Pour savoir dans quelle mesure l’exposition à la violence conjugale[1] influence les relations significatives des jeunes à travers le temps, une équipe de chercheuses de l’Université Laval, de l’Université de Sherbrooke et de l’Université de Moncton interroge 45 jeunes adultes âgés de 18 à 25 ans ayant été exposés à la violence conjugale pendant leur enfance ou leur adolescence. Elles leur demandent d’abord d’identifier les personnes qui ont marqué leur parcours de manière positive ou négative, puis d’expliquer si l’exposition à la violence a transformé ces relations. Dans la majorité des cas, un père ou un beau-père est l’auteur de la violence observée.

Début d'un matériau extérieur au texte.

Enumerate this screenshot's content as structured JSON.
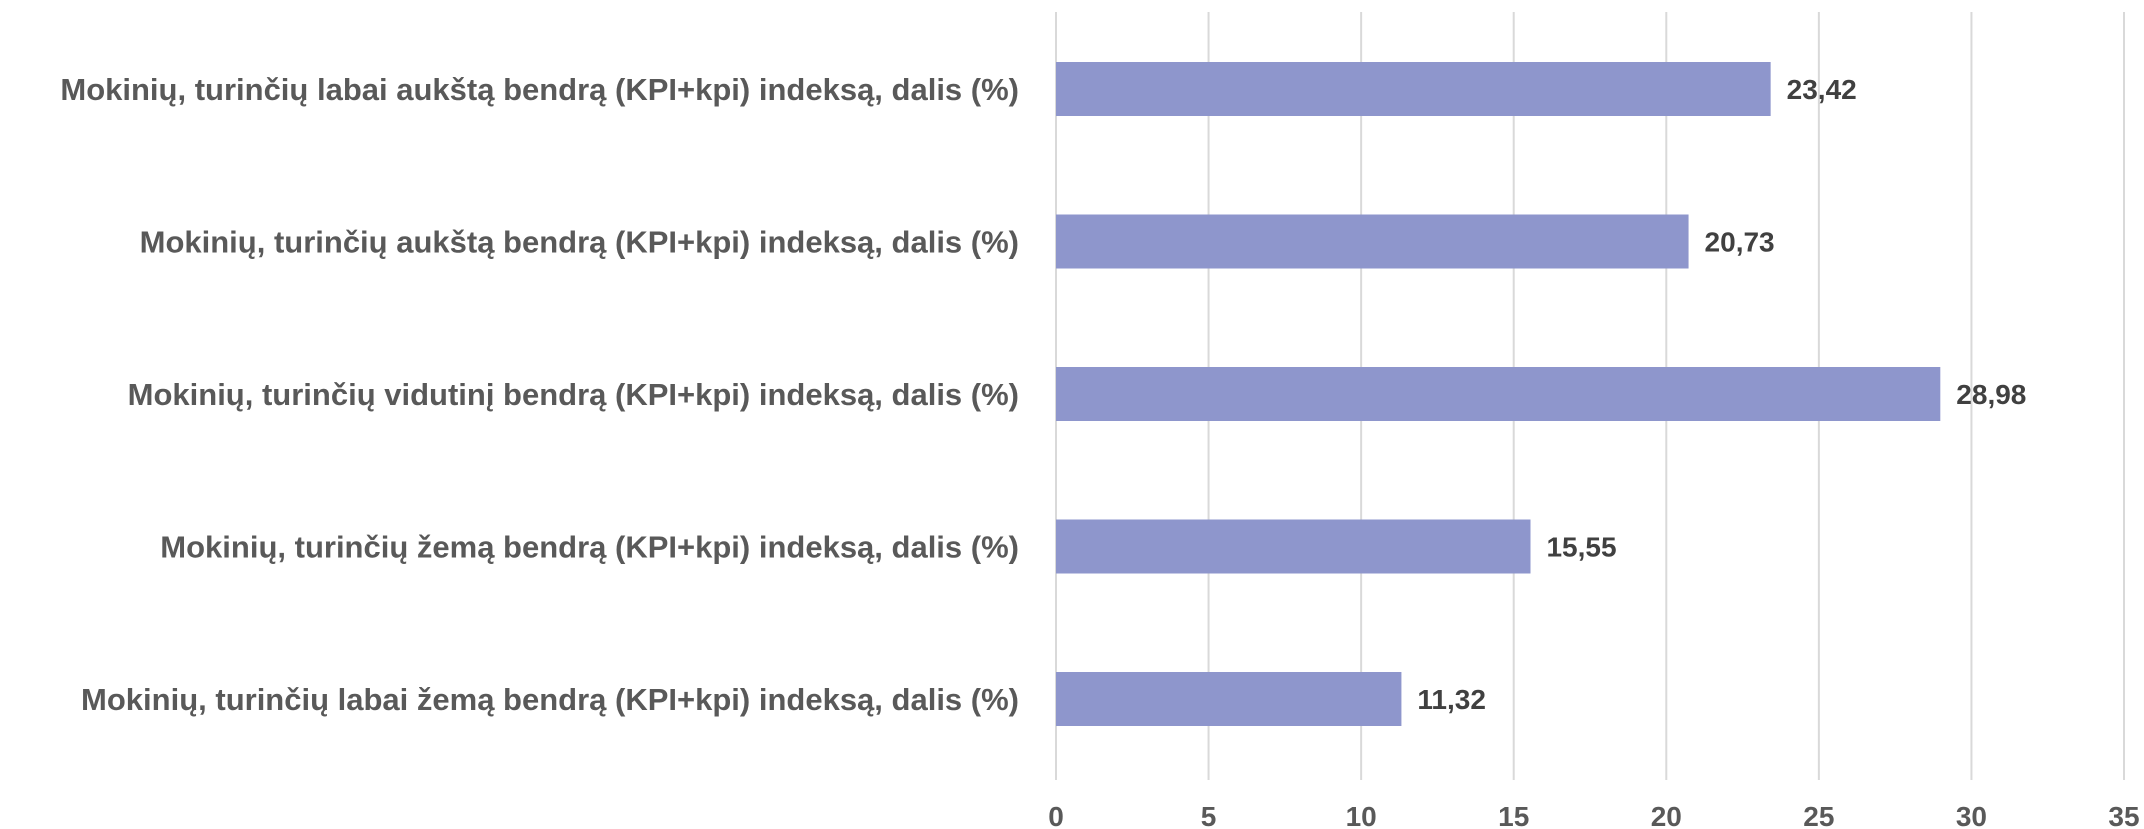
{
  "chart_data": {
    "type": "bar",
    "orientation": "horizontal",
    "categories": [
      "Mokinių, turinčių labai aukštą bendrą (KPI+kpi) indeksą, dalis (%)",
      "Mokinių, turinčių aukštą bendrą (KPI+kpi) indeksą, dalis (%)",
      "Mokinių, turinčių vidutinį bendrą (KPI+kpi) indeksą, dalis (%)",
      "Mokinių, turinčių žemą bendrą (KPI+kpi) indeksą, dalis (%)",
      "Mokinių, turinčių labai žemą bendrą (KPI+kpi) indeksą, dalis (%)"
    ],
    "values": [
      23.42,
      20.73,
      28.98,
      15.55,
      11.32
    ],
    "value_labels": [
      "23,42",
      "20,73",
      "28,98",
      "15,55",
      "11,32"
    ],
    "xlim": [
      0,
      35
    ],
    "xticks": [
      0,
      5,
      10,
      15,
      20,
      25,
      30,
      35
    ],
    "grid": true,
    "bar_color": "#8e96cc",
    "title": "",
    "xlabel": "",
    "ylabel": ""
  }
}
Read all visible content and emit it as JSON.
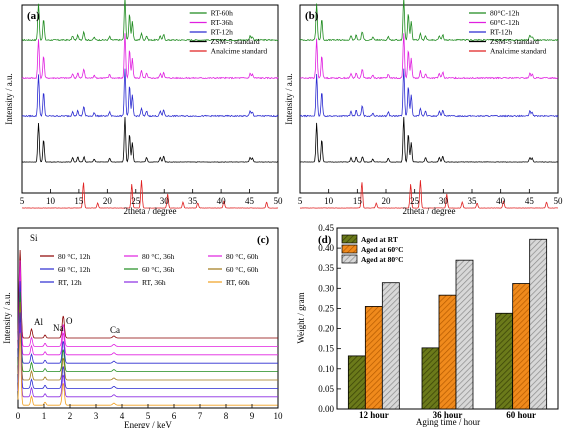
{
  "colors": {
    "green": "#1f8b1f",
    "magenta": "#e020e0",
    "blue": "#2a2ad0",
    "black": "#000000",
    "red": "#e02020",
    "darkred": "#8b0000",
    "orange": "#ff8c00",
    "purple": "#8a2be2",
    "gold": "#f0a020",
    "olive": "#6b7a1a",
    "barorange": "#f08a1c",
    "gray": "#c8c8c8"
  },
  "chart_data": [
    {
      "type": "line",
      "panel_label": "(a)",
      "xlabel": "2theta / degree",
      "ylabel": "Intensity / a.u.",
      "xlim": [
        5,
        50
      ],
      "xticks": [
        "5",
        "10",
        "15",
        "20",
        "25",
        "30",
        "35",
        "40",
        "45",
        "50"
      ],
      "series": [
        {
          "name": "RT-60h",
          "color": "#1f8b1f"
        },
        {
          "name": "RT-36h",
          "color": "#e020e0"
        },
        {
          "name": "RT-12h",
          "color": "#2a2ad0"
        },
        {
          "name": "ZSM-5 standard",
          "color": "#000000"
        },
        {
          "name": "Analcime standard",
          "color": "#e02020"
        }
      ]
    },
    {
      "type": "line",
      "panel_label": "(b)",
      "xlabel": "2theta / degree",
      "ylabel": "Intensity / a.u.",
      "xlim": [
        5,
        50
      ],
      "xticks": [
        "5",
        "10",
        "15",
        "20",
        "25",
        "30",
        "35",
        "40",
        "45",
        "50"
      ],
      "series": [
        {
          "name": "80°C-12h",
          "color": "#1f8b1f"
        },
        {
          "name": "60°C-12h",
          "color": "#e020e0"
        },
        {
          "name": "RT-12h",
          "color": "#2a2ad0"
        },
        {
          "name": "ZSM-5 standard",
          "color": "#000000"
        },
        {
          "name": "Analcime standard",
          "color": "#e02020"
        }
      ]
    },
    {
      "type": "line",
      "panel_label": "(c)",
      "xlabel": "Energy / keV",
      "ylabel": "Intensity / a.u.",
      "xlim": [
        0,
        10
      ],
      "xticks": [
        "0",
        "1",
        "2",
        "3",
        "4",
        "5",
        "6",
        "7",
        "8",
        "9",
        "10"
      ],
      "annotations": [
        "Si",
        "Al",
        "Na",
        "O",
        "Ca"
      ],
      "series": [
        {
          "name": "80 °C, 12h",
          "color": "#8b0000"
        },
        {
          "name": "80 °C, 36h",
          "color": "#e020e0"
        },
        {
          "name": "80 °C, 60h",
          "color": "#e020e0"
        },
        {
          "name": "60 °C, 12h",
          "color": "#2a2ad0"
        },
        {
          "name": "60 °C, 36h",
          "color": "#1f8b1f"
        },
        {
          "name": "60 °C, 60h",
          "color": "#a07818"
        },
        {
          "name": "RT, 12h",
          "color": "#2a2ad0"
        },
        {
          "name": "RT, 36h",
          "color": "#8a2be2"
        },
        {
          "name": "RT, 60h",
          "color": "#f0a020"
        }
      ]
    },
    {
      "type": "bar",
      "panel_label": "(d)",
      "xlabel": "Aging time / hour",
      "ylabel": "Weight / gram",
      "categories": [
        "12 hour",
        "36 hour",
        "60 hour"
      ],
      "ylim": [
        0.0,
        0.45
      ],
      "yticks": [
        "0.00",
        "0.05",
        "0.10",
        "0.15",
        "0.20",
        "0.25",
        "0.30",
        "0.35",
        "0.40",
        "0.45"
      ],
      "series": [
        {
          "name": "Aged at RT",
          "values": [
            0.132,
            0.152,
            0.238
          ]
        },
        {
          "name": "Aged at 60°C",
          "values": [
            0.255,
            0.283,
            0.312
          ]
        },
        {
          "name": "Aged at 80°C",
          "values": [
            0.314,
            0.37,
            0.422
          ]
        }
      ]
    }
  ]
}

Les parents et beaux-parents : des relations profondément affectées par la violence
Grandir dans un climat de stress et de tension : une expérience qui teinte inévitablement la relation parent-enfant. La grande majorité des participants (82 %) considèrent que leur mère est une personne significative dans leur parcours. Durant l’enfance, plusieurs la perçoivent comme une source de protection et de réconfort, alors que d’autres la blâment de demeurer avec le conjoint violent.
« D’un côté, je perdais le respect pour elle, car je ne comprenais pas pourquoi elle restait avec lui, et de deux, je ne pouvais plus aller vers elle en sachant qu’elle, elle était encore avec lui. » (Nathan)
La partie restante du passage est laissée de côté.